Позже, анализируя сражения под Ачанским и Кумарским острожками, маньчжурские военные специалисты признают, что «прежде, когда русские построили в Учжала деревянный город (имеется в виду Ачанский городок) и жили в нем, нингутаский фудутун Хайсэ напал на них, но потерпел неудачу. Впоследствии русские воздвигли еще город в устье реки Кумары, и Минъаньдали атаковал его, но не взял. С этих пор русские придают большое значение деревянным городам и считают, что могут сидеть в них без опасения»65.
Потеряв надежду взять Кумарский городок приступом, маньчжурское командование отдало приказ о его правильной осаде. Враги порубили и сожгли русские дощаники, отрезав казакам речной путь к отступлению. Свой лагерь они расположили в 450 саженях, окружив городок плотным кольцом и обстреливая его днем и ночью пушечными ядрами и зажигательными снарядами. Таким путем враг рассчитывал задушить защитников голодом и принудить их к сдаче. Но продовольствие кончилось не только у осажденных, а и у осаждающих. Маньчжурские базы были за сотни верст от места военных действий, а подвоз продовольствия неприятель организовать не смог. 4 апреля, простояв у Кумарского острога ровно 3 недели, так ничего и не добившись, Минъаньдали отдал приказ об отступлении. Перед уходом маньчжуры «пометали в воду порох и верховые огненные заряды», а тяжелую куячную одежду (панцири) сожгли66.

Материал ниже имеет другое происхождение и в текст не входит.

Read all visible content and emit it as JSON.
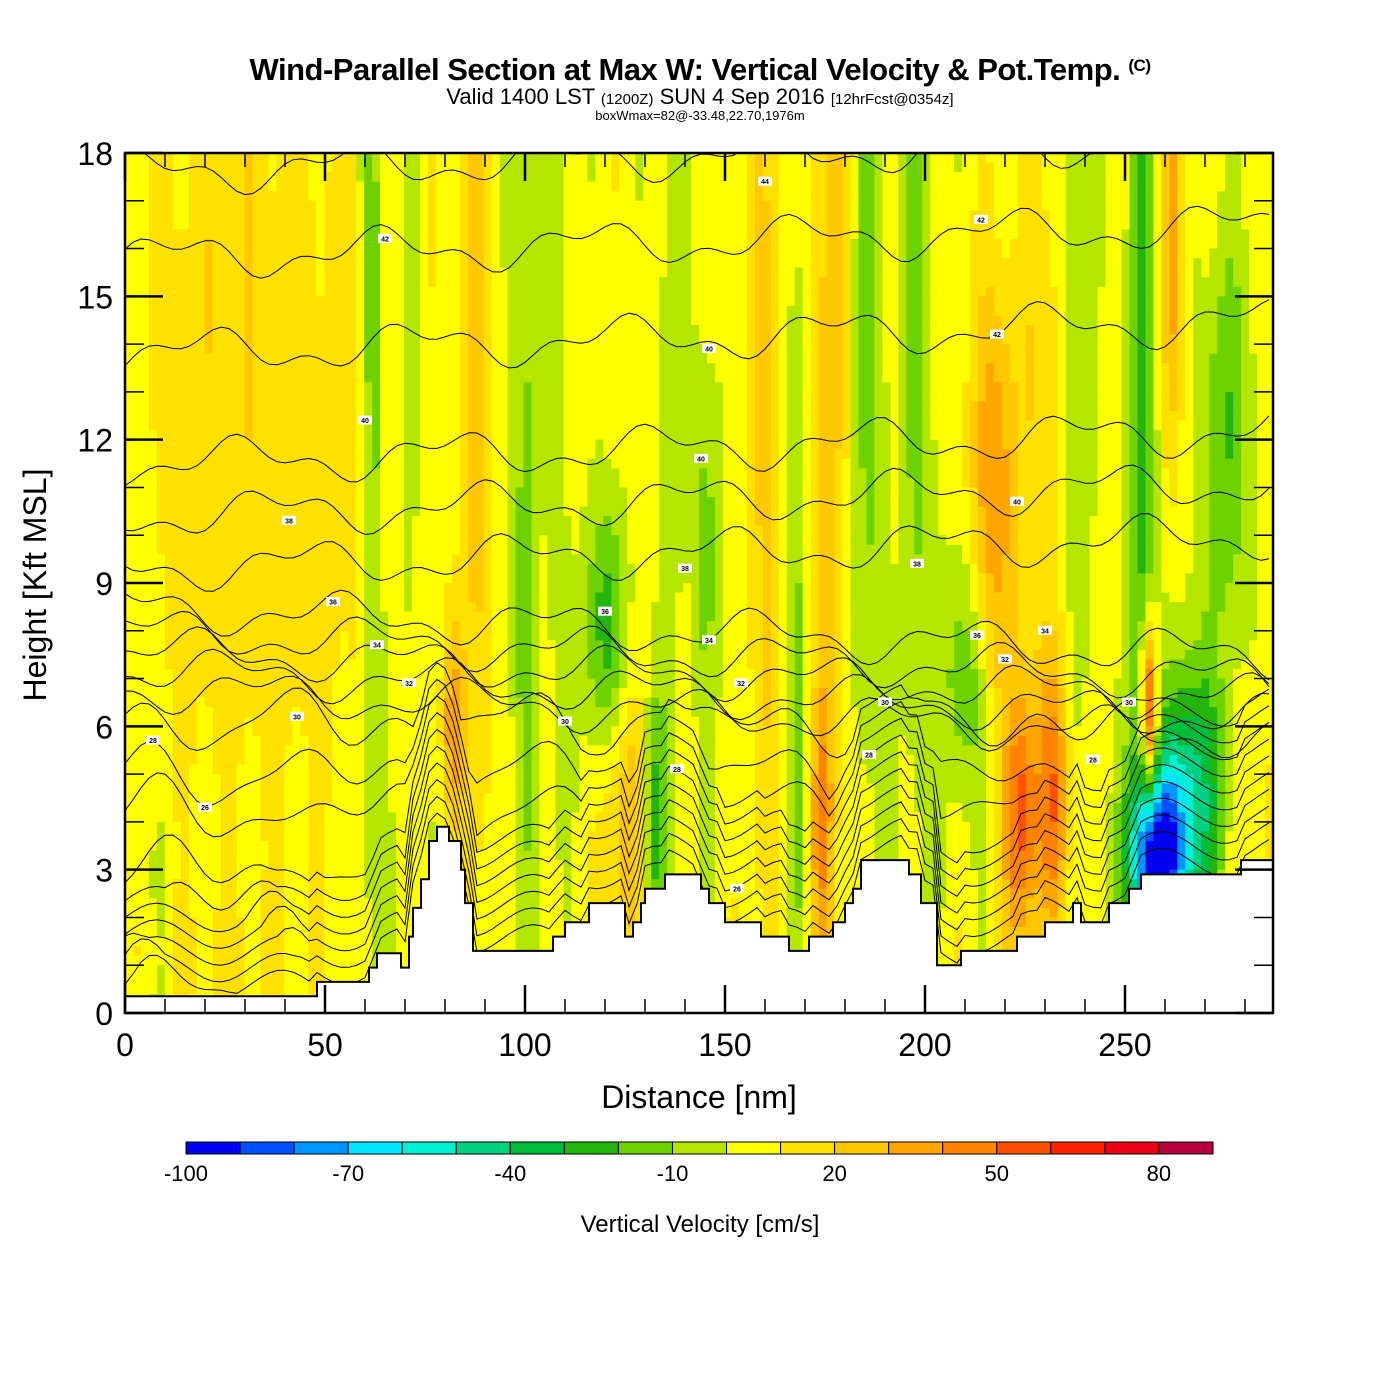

На поле боя хабаровцы собрали 730 пушечных ядер, несколько сотен стрел, десятки огненных зарядов. Войсковым мастерам снова предстояло переплавлять трофейный металл в ядра для своих пушек. Но войсковой порох и свинец были на исходе. К концу подошел продовольственный запас, и питаться приходилось «с великою нужою».